Rendering del progetto

Rendering del progetto

Il Sindaco della città di Castelvetrano Selinunte Avv. Felice Errante, appresa ancora per le vie brevi la notizia della possibile revoca del finanziamento per la realizzazione di opere infrastrutturali a Marinella di Selinunte ha voluto manifestare tutto il suo rincrescimento:

Il vaso è colmo.

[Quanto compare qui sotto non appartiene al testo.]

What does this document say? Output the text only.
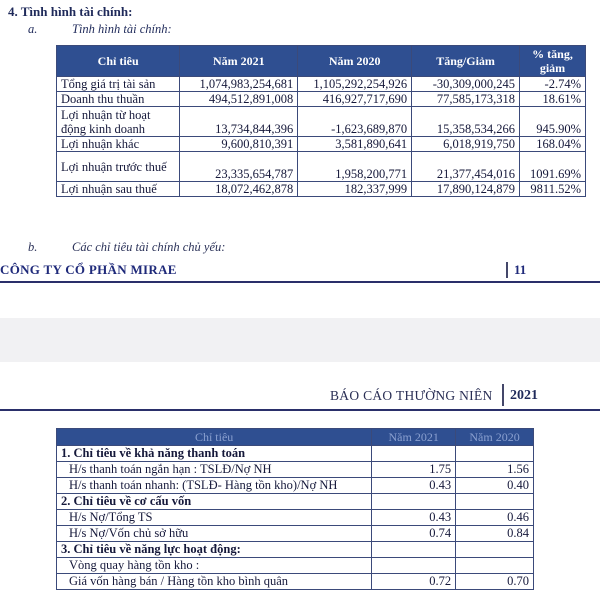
4. Tình hình tài chính:
a.	Tình hình tài chính:
Chỉ tiêu	Năm 2021	Năm 2020	Tăng/Giảm	% tăng, giảm
Tổng giá trị tài sản	1,074,983,254,681	1,105,292,254,926	-30,309,000,245	-2.74%
Doanh thu thuần	494,512,891,008	416,927,717,690	77,585,173,318	18.61%
Lợi nhuận từ hoạt động kinh doanh	13,734,844,396	-1,623,689,870	15,358,534,266	945.90%
Lợi nhuận khác	9,600,810,391	3,581,890,641	6,018,919,750	168.04%
Lợi nhuận trước thuế	23,335,654,787	1,958,200,771	21,377,454,016	1091.69%
Lợi nhuận sau thuế	18,072,462,878	182,337,999	17,890,124,879	9811.52%
b.	Các chỉ tiêu tài chính chủ yếu:
CÔNG TY CỔ PHẦN MIRAE	11
BÁO CÁO THƯỜNG NIÊN 2021
Chỉ tiêu	Năm 2021	Năm 2020
1. Chỉ tiêu về khả năng thanh toán		
H/s thanh toán ngắn hạn : TSLĐ/Nợ NH	1.75	1.56
H/s thanh toán nhanh: (TSLĐ- Hàng tồn kho)/Nợ NH	0.43	0.40
2. Chỉ tiêu về cơ cấu vốn		
H/s Nợ/Tổng TS	0.43	0.46
H/s Nợ/Vốn chủ sở hữu	0.74	0.84
3. Chỉ tiêu về năng lực hoạt động:		
Vòng quay hàng tồn kho :		
Giá vốn hàng bán / Hàng tồn kho bình quân	0.72	0.70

Adesso è ora di dire basta, la Regione Siciliana dica chiaramente che non è più in grado di garantire il co-finanziamento dei progetti finanziati dalla Comunità Europea ed eviti di scaricare sugli uffici tecnici dei comuni e sulla politica locale responsabilità proprie- ha affermato Errante.

Ogni giorno siamo sempre più in difficoltà e non riusciamo a garantire i servizi essenziali nonostante i grandi sacrifici che facciamo e ci troviamo pure a dovere resistere contro una Regione burocratizzata che non perde occasione di mortificare i territori.

Assistiamo all’ennesimo illegittimo decreto di revoca di un finanziamento sulla base dell’asserita violazione di un crono-programma e che ad onor del vero l’amministrazione comunale non avrebbe potuto rispettare per legge.

Mi dicano i signori dirigenti della Regione Siciliana, come è possibile effettuare dei lavori all’interno di un’area che per oltre 18 mesi è stata posta sotto sequestro ad opera della Procura della Repubblica di Marsala? Forse avremmo dovuto violare i sigilli della Procura e continuare nei lavori?

Mi dicano i signori dirigenti della Regione Siciliana come mai il decreto di rifinanziamento dell’opera, conosciuto soltanto informalmente dall’Amministrazione, non sia mai stato notificato a questo comune e come mai negli innumerevoli incontri tenutisi a Palermo siamo stati sempre rassicurati della certezza del finanziamento.

I castelvetranesi su chi devono scaricare le colpe? Sempre sul Sindaco è facile ma ingiusto. Ancora una volta saremo costretti a reagire avverso tale decisione. Ci attiveremo, infatti, per ricorrere al Tar e sulla vicenda non è escluso che si possa anche chiedere l’intervento della magistratura per accertare eventuali responsabilità penali.

Il Dirigente dei Servizi Tecnici, ing. Giambattista Impellizzeri aggiunge:

Siamo al solito paradosso che apprendiamo solo adesso che il 27/11/2014 è stato emanato un decreto con il quale veniva ammesso a finanziamento il progetto esecutivo rimodulato sopra riportato dell’importo di €4.244.935,32 da imputare ai fondi del Piano di Azione e Coesione (PAC) – Piano di Salvaguardia dell’Obiettivo Operativo 6.1.1 del PO FESR 2007/2013, autorizzando, con lo stesso decreto, l’Amministrazione Comunale di Castelvetrano a procedere al pubblico incanto per la nuova aggiudicazione dei lavori, senza che nessuno ci abbia mai notificato detto provvedimento- continua Impellizzeri- il nostro settore non è mai stato interpellato nel merito degli aspetti tecnico-amministrativi che avrebbero potuto attivare le procedure volte a chiarire o ad accelerare la tempistica per la salvaguardia del finanziamento.

Anche l’Assessore ai Lavori Pubblici, Avv. Girolamo Signorello, interviene sulla vicenda.

Negli ultimi tempi, tutte le volte che ci siamo recati presso l’Assessorato Regionale alle infrastrutture per la verifica del finanziamento mai ci è stata paventata l’ipotesi della revoca dello stesso, anzi si ipotizzava l’inserimento in nuove linee di finanziamento per salvaguardare la fattibilità dell’opera- conclude Signorello- ci attiveremo da subito per opporci a questa revoca.

Come è noto i lavori di realizzazione di opere infrastrutturali di riqualificazione al parco di Selinunte, per la realizzazione di un parcheggio, la riqualificazione area a verde, impianto di corpi illuminanti a basso consumo energetico, basso inquinamento luminoso e dotati di dispositivi di autoproduzione da fonti rinnovabili per un importo complessivo di €4.500.000 subirono un’interruzione dei lavori a causa di una denuncia per il ritrovamento di materiale altamente inquinante all’interno del cantiere di lavoro. Dopo quasi due anni il cantiere fu dissequestrato e non furono riscontrate dal Tribunale di Marsala responsabilità penali a carico dei tecnici comunali e dell’allora direttore del parco.
Tutti assolti, poi la lunga attesa per la riattivazione dei lavori, oggi l’ennesima doccia fredda.